3) Rule of rigidity – No two helping materials can be tied together. You can tie the plank or the boom to the obstacles themselves but not to each other.

4) Rule of something I forgot the name – The helping materials themselves shouldn’t touch the ground at any point of the exercise.

5) Color coding – Both cadets and the helping materials can touch all things that are white, only helping materials touch yellow, nothing can touch red.

Also only when all team members have finished one obstacle can we move onto the next. Which meant we leave no one behind. Which meant the last person has to come up with a new contingency to cross the obstacle while also retrieving the helping material. We had about 40 minutes for 4 obstacles. It was utterly disappointing. The gaps were always just a tad more than the length of the plank or the boom. All 9 of us being first-timers were utterly clueless and spent nearly half hour just to finish the first two. Our GTO noticed it as well and often intervened and gave us hints. Yet it proved to be quite challenging. Often, #9 jumped right in to try out anybody’s idea first, and almost fell a few times. #5 was surprisingly quiet this time. #6 kept trying to get our attention by crying out, “Gentlemen! Gentlemen!” but was mostly ignored. #3, #4 and #8 were the ones really shouting out ideas while myself and #2 mostly figured out what was wrong with each plan almost instantly. It led nowhere. For the last obstacle, our time was already up and the GTO let us move on after only hearing us out on what we might have done if we had the time. At the end of this ordeal, all of us were sure it was the end of us. The next task was ‘Half Group Task’.

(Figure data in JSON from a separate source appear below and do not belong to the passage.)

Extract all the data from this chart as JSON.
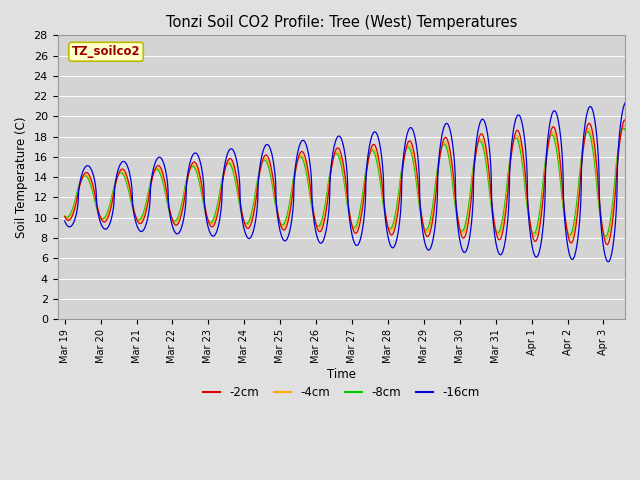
{
  "title": "Tonzi Soil CO2 Profile: Tree (West) Temperatures",
  "ylabel": "Soil Temperature (C)",
  "xlabel": "Time",
  "legend_label": "TZ_soilco2",
  "series_labels": [
    "-2cm",
    "-4cm",
    "-8cm",
    "-16cm"
  ],
  "series_colors": [
    "#dd0000",
    "#ffaa00",
    "#00cc00",
    "#0000dd"
  ],
  "ylim": [
    0,
    28
  ],
  "yticks": [
    0,
    2,
    4,
    6,
    8,
    10,
    12,
    14,
    16,
    18,
    20,
    22,
    24,
    26,
    28
  ],
  "background_color": "#e0e0e0",
  "plot_bg_color": "#d4d4d4",
  "tick_labels": [
    "Mar 19",
    "Mar 20",
    "Mar 21",
    "Mar 22",
    "Mar 23",
    "Mar 24",
    "Mar 25",
    "Mar 26",
    "Mar 27",
    "Mar 28",
    "Mar 29",
    "Mar 30",
    "Mar 31",
    "Apr 1",
    "Apr 2",
    "Apr 3"
  ]
}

It was an opportunity for those who didn’t get to contribute much previously to speak up. There was one obstacle this time. Same rules as before. Same items to help. Except, our band of 9 was now split into two. Odd numbers and even numbers. For some reason the GTO chose to move me to the evens team. ‘Just to mix things up’, he said. This time we did slightly better, but still couldn’t finish it entirely on time without any help from the GTO. The other team finished it in a heartbeat.

We retired to our rooms that night defeated and beaten. Nobody spoke much. I made my customary phone call to home and typed out the emails for the day, accepting failure in both. Claiming my team isn’t going to make it by the looks of it. We had one more day to go. But in our minds, the damage was already done.